Negotiating terms

The visitors finished the food that had been prepared by their gracious host and then stood to leave Mamre Oaks. Gazing out over the distant waters toward the fertile plain of Sodom, the Master asked, “Should I hide what I’m about to do from my chosen one, Abraham?”

The sun began its early evening descent, and a warm breeze wafted through the encampment.

“You’ll be a great and mighty nation,” the Master said, his eyes meeting Abraham’s. “Every nation will be blessed because of you. I’ve chosen you to teach your children and their children to keep firmly on the way, to walk justly and uprightly. This is the way of the promise.”

The Master turned again toward Sodom. “Sodom and Gomorrah have brought their wickedness to new levels. I’m going down to see just how bad it has become.”

The two men traveling with the Master began their way toward Sodom, but Abraham stood on the path, the words of the promise echoing in his ears. The man in shining robes motioned for his company to go on ahead.

Abraham asked, “Master, will you destroy the good with the bad? What if you find fifty good people in Sodom. Will you still destroy the entire city? In other words, would the Judge of all the world do what’s unjust?”

The Master said, “If there are fifty good people in Sodom, I’ll spare everyone.”

Abraham then asked, “Who am I to press the issue, but what if you only find forty-five good people? Will you still spare the whole city?”

The Master answered, “For forty-five, I’ll spare both Sodom and Gomorrah.”

Abraham continued, “Forgive me, but what if there are only thirty good people in Sodom? What then?”

The Master said plainly, “I won’t destroy the city if there are thirty good people living there.”

Again, Abraham spoke. “What if you find twenty?”

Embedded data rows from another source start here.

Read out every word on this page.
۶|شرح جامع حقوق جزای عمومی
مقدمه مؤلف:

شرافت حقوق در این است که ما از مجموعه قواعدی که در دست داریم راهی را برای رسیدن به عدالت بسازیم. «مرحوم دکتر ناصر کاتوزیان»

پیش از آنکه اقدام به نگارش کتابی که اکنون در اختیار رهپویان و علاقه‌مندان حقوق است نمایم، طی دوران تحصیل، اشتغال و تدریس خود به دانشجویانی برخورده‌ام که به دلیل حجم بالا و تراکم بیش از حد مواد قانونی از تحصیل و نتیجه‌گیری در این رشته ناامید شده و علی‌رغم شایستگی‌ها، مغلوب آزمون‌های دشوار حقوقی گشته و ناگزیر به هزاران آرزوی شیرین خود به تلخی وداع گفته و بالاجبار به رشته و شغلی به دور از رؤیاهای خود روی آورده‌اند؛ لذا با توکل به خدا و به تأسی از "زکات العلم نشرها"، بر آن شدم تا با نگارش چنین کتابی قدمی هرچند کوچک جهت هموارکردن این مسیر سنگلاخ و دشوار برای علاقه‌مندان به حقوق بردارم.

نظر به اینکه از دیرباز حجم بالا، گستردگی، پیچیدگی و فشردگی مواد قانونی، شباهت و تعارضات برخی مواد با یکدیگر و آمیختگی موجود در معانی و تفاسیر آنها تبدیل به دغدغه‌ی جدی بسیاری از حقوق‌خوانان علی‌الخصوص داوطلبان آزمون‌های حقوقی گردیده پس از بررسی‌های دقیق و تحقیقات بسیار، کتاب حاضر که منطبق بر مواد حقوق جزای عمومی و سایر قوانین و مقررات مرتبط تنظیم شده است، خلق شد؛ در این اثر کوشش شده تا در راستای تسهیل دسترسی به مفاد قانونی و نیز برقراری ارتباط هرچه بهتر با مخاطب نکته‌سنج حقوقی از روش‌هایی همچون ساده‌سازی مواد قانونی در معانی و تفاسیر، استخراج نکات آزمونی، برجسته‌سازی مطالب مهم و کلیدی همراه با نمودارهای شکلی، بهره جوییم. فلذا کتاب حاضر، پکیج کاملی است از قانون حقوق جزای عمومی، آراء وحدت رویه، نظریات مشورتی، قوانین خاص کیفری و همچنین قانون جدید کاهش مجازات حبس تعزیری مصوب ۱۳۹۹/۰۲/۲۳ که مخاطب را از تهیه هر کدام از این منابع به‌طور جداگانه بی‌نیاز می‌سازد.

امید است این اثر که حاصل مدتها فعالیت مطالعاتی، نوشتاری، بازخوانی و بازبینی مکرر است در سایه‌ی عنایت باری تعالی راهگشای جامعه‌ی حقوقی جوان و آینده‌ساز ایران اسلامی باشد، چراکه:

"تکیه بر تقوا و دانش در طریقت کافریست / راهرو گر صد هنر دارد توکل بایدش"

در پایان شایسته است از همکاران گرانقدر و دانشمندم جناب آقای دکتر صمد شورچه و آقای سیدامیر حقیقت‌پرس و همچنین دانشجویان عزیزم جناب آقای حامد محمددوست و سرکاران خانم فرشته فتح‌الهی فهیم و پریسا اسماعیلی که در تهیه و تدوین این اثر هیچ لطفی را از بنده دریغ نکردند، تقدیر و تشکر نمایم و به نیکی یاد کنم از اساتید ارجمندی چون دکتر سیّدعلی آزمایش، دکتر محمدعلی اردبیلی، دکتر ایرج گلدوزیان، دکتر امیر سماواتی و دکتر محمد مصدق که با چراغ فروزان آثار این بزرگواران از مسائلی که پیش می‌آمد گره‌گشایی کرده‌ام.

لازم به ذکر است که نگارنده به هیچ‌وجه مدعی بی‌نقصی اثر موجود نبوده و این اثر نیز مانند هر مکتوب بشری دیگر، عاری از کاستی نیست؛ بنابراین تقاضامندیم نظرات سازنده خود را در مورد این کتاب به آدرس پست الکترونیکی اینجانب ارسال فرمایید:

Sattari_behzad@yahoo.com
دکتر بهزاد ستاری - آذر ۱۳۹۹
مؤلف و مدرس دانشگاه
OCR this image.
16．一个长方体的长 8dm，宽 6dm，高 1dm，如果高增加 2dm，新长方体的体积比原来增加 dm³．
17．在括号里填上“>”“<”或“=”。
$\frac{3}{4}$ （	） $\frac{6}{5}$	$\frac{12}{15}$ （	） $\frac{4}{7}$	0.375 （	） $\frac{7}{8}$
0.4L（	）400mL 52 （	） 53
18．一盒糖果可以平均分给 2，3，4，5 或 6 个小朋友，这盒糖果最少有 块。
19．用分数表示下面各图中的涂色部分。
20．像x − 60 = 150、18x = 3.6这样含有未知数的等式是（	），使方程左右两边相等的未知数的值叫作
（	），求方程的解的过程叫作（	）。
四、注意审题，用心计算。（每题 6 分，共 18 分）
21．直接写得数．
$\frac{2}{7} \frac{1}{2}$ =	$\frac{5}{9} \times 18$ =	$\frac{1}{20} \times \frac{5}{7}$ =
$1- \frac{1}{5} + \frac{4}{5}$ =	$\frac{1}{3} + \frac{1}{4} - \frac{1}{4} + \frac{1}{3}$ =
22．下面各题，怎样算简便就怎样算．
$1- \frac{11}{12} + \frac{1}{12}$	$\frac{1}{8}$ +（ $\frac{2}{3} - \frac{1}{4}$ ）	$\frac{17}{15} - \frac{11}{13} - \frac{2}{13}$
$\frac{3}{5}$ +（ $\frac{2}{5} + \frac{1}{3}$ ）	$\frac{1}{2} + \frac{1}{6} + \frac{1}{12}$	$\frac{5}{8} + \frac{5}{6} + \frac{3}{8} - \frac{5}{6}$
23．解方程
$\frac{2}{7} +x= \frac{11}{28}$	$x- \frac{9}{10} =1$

“Then I’ll spare the city.”

“Ten?”

The Master put a hand upon Abraham’s shoulder and smiled. “For the sake of ten good people, I will spare the entire city.” Then he set out for Sodom.

Abraham went into his tent and attempted sleep.

Inspiration: Genesis 18

Promise confirmed

Abraham reclined one afternoon at the entrance of his tent at Mamre Oaks when he saw three men approaching, all adorned with bright robes. Running to them, he knelt humbly at their feet.

“Master,” Abraham said, addressing the man standing between the others. “Let me bring water for your feet and bread for you to snack on. Relax under my shade tree before moving on. I’m at your service.”

The men nodded.

Abraham called Sarah. “Quick, make some cakes with the good flour.” Then he ran over to his stockyard, brought out a tender calf, and handed it over to be slaughtered and roast on the spit.

He served succulent meats and cakes with butter and milk, and he stood at the ready, keeping their wine goblets full as they feasted under the shade tree.

“Where’s Sarah?” one of the men asked, out of the blue.

Abraham motioned to the tent. “Inside,” he said, realizing his guests knew him and his family.

“I’ll be back through this way when the time is right,” the man answered, “and Sarah will have a son.”

Hearing her name, Sarah put her ear closer to the entrance of the tent, and she laughed under her breath. Imagine an old bag like me having a child, she thought.

The Master said to Abraham, “Why’d your wife laugh? Is anything too difficult for the Master?”

Abraham’s face went ashen. They were reading his wife’s thoughts, which could only mean one thing. He was in the presence of heavenly beings on a mission to confirm the way of God’s reverberating promise.

“When the time is right, I’ll return. Your wife will have a child,” he said. Then with a glint in his eye, he added, “and I’ll have the last laugh.”

Sarah came out of the tent and blurted, “I didn’t laugh.” She was noticeably shaking with fear.

With a friendly smile, the Master said, “Yes, you did.” And the case was closed.